Apache Amoro With Iceberg🔗
Apache Amoro(incubating) is a Lakehouse management system built on open data lake formats. Working with compute engines including Flink, Spark, and Trino, Amoro brings pluggable and Table Maintenance features for a Lakehouse to provide out-of-the-box data warehouse experience, and helps data platforms or products easily build infra-decoupled, stream-and-batch-fused and lake-native architecture. AMS(Amoro Management Service) provides Lakehouse management features, like self-optimizing, data expiration, etc. It also provides a unified catalog service for all compute engines, which can also be combined with existing metadata services like HMS(Hive Metastore).
Auto Self-optimizing🔗
Amoro has introduced a Self-optimizing mechanism to create an out-of-the-box Streaming Lakehouse management service that is as user-friendly as a traditional database or data warehouse. Self-optimizing involves various procedures such as file compaction, deduplication, and sorting.
The architecture and working mechanism of Self-optimizing are shown in the figure below:
The Optimizer is a component responsible for executing Self-optimizing tasks. It is a resident process managed by AMS. AMS is responsible for detecting and planning Self-optimizing tasks for tables, and then scheduling them to Optimizers for distributed execution in real-time. Finally, AMS is responsible for submitting the optimizing results. Amoro achieves physical isolation of Optimizers through the Optimizer Group.
The core features of Amoro Self Optimizing are:
- Automated, Asynchronous and Transparent — Continuous background detecting of file changes, asynchronous distributed execution of optimizing tasks, transparent and imperceptible to users
- Resource Isolation and Sharing — Allow resources to be isolated and shared at the table level, as well as setting resource quotas
- Flexible and Scalable Deployment — Optimizers support various deployment methods and convenient scaling
Table Format🔗
Apache Amoro supports all catalog types supported by Iceberg, including common catalog: REST, Hadoop, Hive, Glue, JDBC, Nessie and other third-party catalog. Amoro supports all storage types supported by Iceberg, including common store: Hadoop, S3, GCS, ECS, OSS, and so on.

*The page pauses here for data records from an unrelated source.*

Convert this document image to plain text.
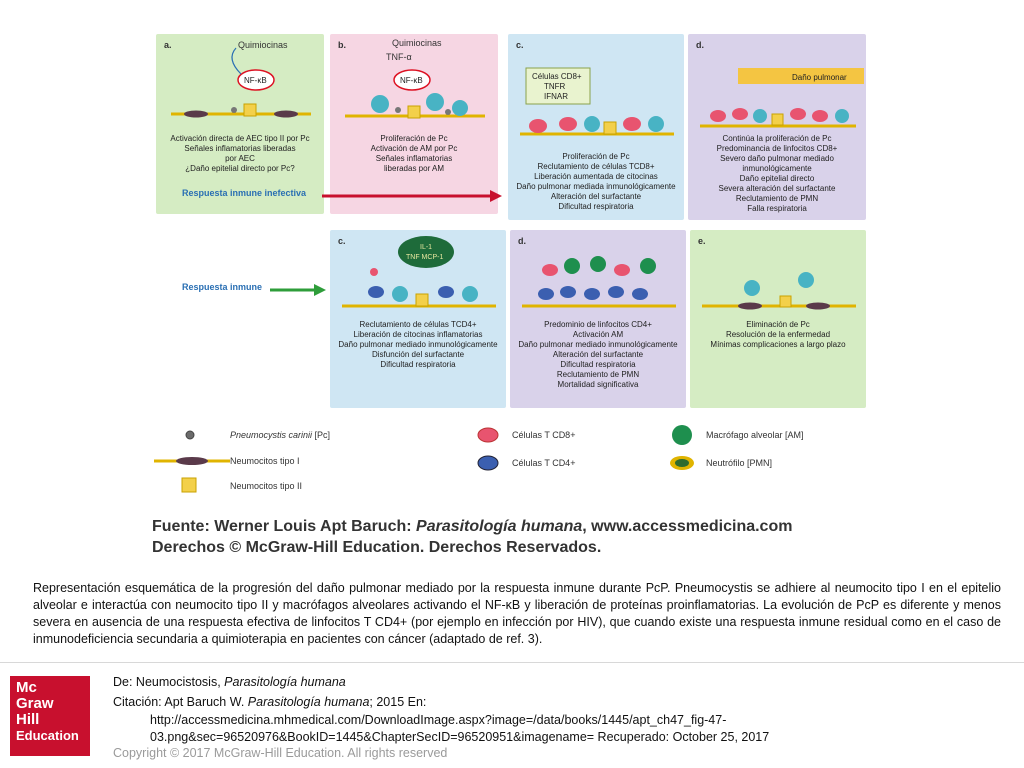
a.	Quimiocinas
NF-κB
Activación directa de AEC tipo II por Pc
Señales inflamatorias liberadas
por AEC
¿Daño epitelial directo por Pc?
b.	Quimiocinas
TNF-α
NF-κB
Proliferación de Pc
Activación de AM por Pc
Señales inflamatorias
liberadas por AM
c.
Células CD8+ TNFR IFNAR
Proliferación de Pc
Reclutamiento de células TCD8+
Liberación aumentada de citocinas
Daño pulmonar mediada inmunológicamente
Alteración del surfactante
Dificultad respiratoria
d.
Daño pulmonar
Continúa la proliferación de Pc
Predominancia de linfocitos CD8+
Severo daño pulmonar mediado
inmunológicamente
Daño epitelial directo
Severa alteración del surfactante
Reclutamiento de PMN
Falla respiratoria
Respuesta inmune inefectiva
Respuesta inmune
c.
IL-1 TNF MCP-1
Reclutamiento de células TCD4+
Liberación de citocinas inflamatorias
Daño pulmonar mediado inmunológicamente
Disfunción del surfactante
Dificultad respiratoria
d.
Predominio de linfocitos CD4+
Activación AM
Daño pulmonar mediado inmunológicamente
Alteración del surfactante
Dificultad respiratoria
Reclutamiento de PMN
Mortalidad significativa
e.
Eliminación de Pc
Resolución de la enfermedad
Mínimas complicaciones a largo plazo
Pneumocystis carinii [Pc]
Neumocitos tipo I
Neumocitos tipo II
Células T CD8+
Células T CD4+
Macrófago alveolar [AM]
Neutrófilo [PMN]
Fuente: Werner Louis Apt Baruch: Parasitología humana, www.accessmedicina.com
Derechos © McGraw-Hill Education. Derechos Reservados.

Representación esquemática de la progresión del daño pulmonar mediado por la respuesta inmune durante PcP. Pneumocystis se adhiere al neumocito tipo I en el epitelio alveolar e interactúa con neumocito tipo II y macrófagos alveolares activando el NF-κB y liberación de proteínas proinflamatorias. La evolución de PcP es diferente y menos severa en ausencia de una respuesta efectiva de linfocitos T CD4+ (por ejemplo en infección por HIV), que cuando existe una respuesta inmune residual como en el caso de inmunodeficiencia secundaria a quimioterapia en pacientes con cáncer (adaptado de ref. 3).

Mc
Graw
Hill
Education
De: Neumocistosis, Parasitología humana
Citación: Apt Baruch W. Parasitología humana; 2015 En:
http://accessmedicina.mhmedical.com/DownloadImage.aspx?image=/data/books/1445/apt_ch47_fig-47-
03.png&sec=96520976&BookID=1445&ChapterSecID=96520951&imagename= Recuperado: October 25, 2017
Copyright © 2017 McGraw-Hill Education. All rights reserved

At the same time, we also provide a unique form based on Apache Iceberg, including mixed-Iceberg Format and mixed-Hive Format, so that you can quickly upgrade to the iceberg+hive Mixed table while compatible with the original Hive data
Iceberg Format🔗
Starting from Apache Amoro v0.4, Iceberg format including v1 and v2 is supported. Users only need to register Iceberg’s catalog in Amoro to host the table for Amoro maintenance. Amoro maintains the performance and economic availability of Iceberg tables with minimal read/write costs through means such as small file merging, eq-delete file conversion to pos-delete files, duplicate data elimination, and file cleaning, and Amoro has no intrusive impact on the functionality of Iceberg.
Mixed-Iceberg Format🔗
Mixed-Iceberg Format is similar to that of clustered indexes in databases. Each TableStore can use different table formats. Mixed-Iceberg format provides high freshness OLAP through merge-on-read between BaseStore and ChangeStore. To provide high-performance merge-on-read, BaseStore and ChangeStore use completely consistent partition and layout, and both support auto-bucket.
- BaseStore — stores the stock data of the table, usually generated by batch computing or optimizing processes, and is more friendly to ReadStore for reading.
- ChangeStore — stores the flow and change data of the table, usually written in real-time by streaming computing, and can also be used for downstream CDC consumption, and is more friendly to WriteStore for writing.
- LogStore — serves as a cache layer for ChangeStore to accelerate stream processing. Amoro manages the consistency between LogStore and ChangeStore.
Mixed-Hive Format🔗
Mixed-Hive format is a format that has better compatibility with Hive than Mixed-Iceberg format. Mixed-Hive format uses a Hive table as the BaseStore and an Iceberg table as the ChangeStore.